Making Float16 LU better in generic_lu.jl

I finally stumbled across generic_lufact! here. This seems to be where Float16 goes to die.

I made a copy and threaded the critical loop and things got a lot better for half precision work on my Mac.

Threading this function gave me almost perfect parallelism in my half precision lu work. Adding an @simd before the inner loop made the improvement about 10x what I had a couple weeks ago. I made no attempt to connect the number of threads (8 in my case) to the size of the problem.

I used Polyester.@batch for this. That was faster for me than FLoops.@floop or Threads.@threads. But even they were 5-10x faster than doing nothing when coupled with @simd on the inner loop.

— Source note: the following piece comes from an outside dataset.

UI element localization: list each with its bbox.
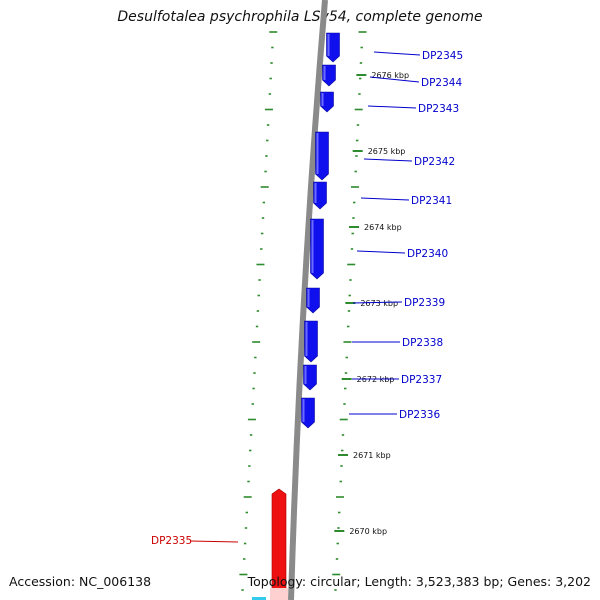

Is there a reason why things like generic_lufact! are not threaded?

All I did was change this

# Update the rest
            for j = k+1:n
                for i = k+1:m
                    A[i,j] -= A[i,k]*A[k,j]
                end
            end

to

# Update the rest
@batch for j = k+1:n
       @simd ivdep for i = k+1:m
            @inbounds    A[i,j] -= A[i,k]*A[k,j]
       end
end

Even with this, my Float16 LU takes 2.5–6x longer than LAPACK’s
Float64 LU. If anyone sees a way I can get some more speed out of this,
I’d be glad to try it.

Short of coding the Toledo algorithm, like LAPACK and RecursiveFactorization.jl (neither of which support Float16) do, I don’t see any way to make much more progress. When LAPACK/BLAS realize the mixed-precision dream, this will not be necessary.

Some libraries use it as a base case for small problems. It is the fastest there, and these optimizations probably hurt that.

That makes sense. Optimization for me: pessimizaton for others.

I played with it and found that minbatch = 16 was best for small problems and no worse for the larger ones.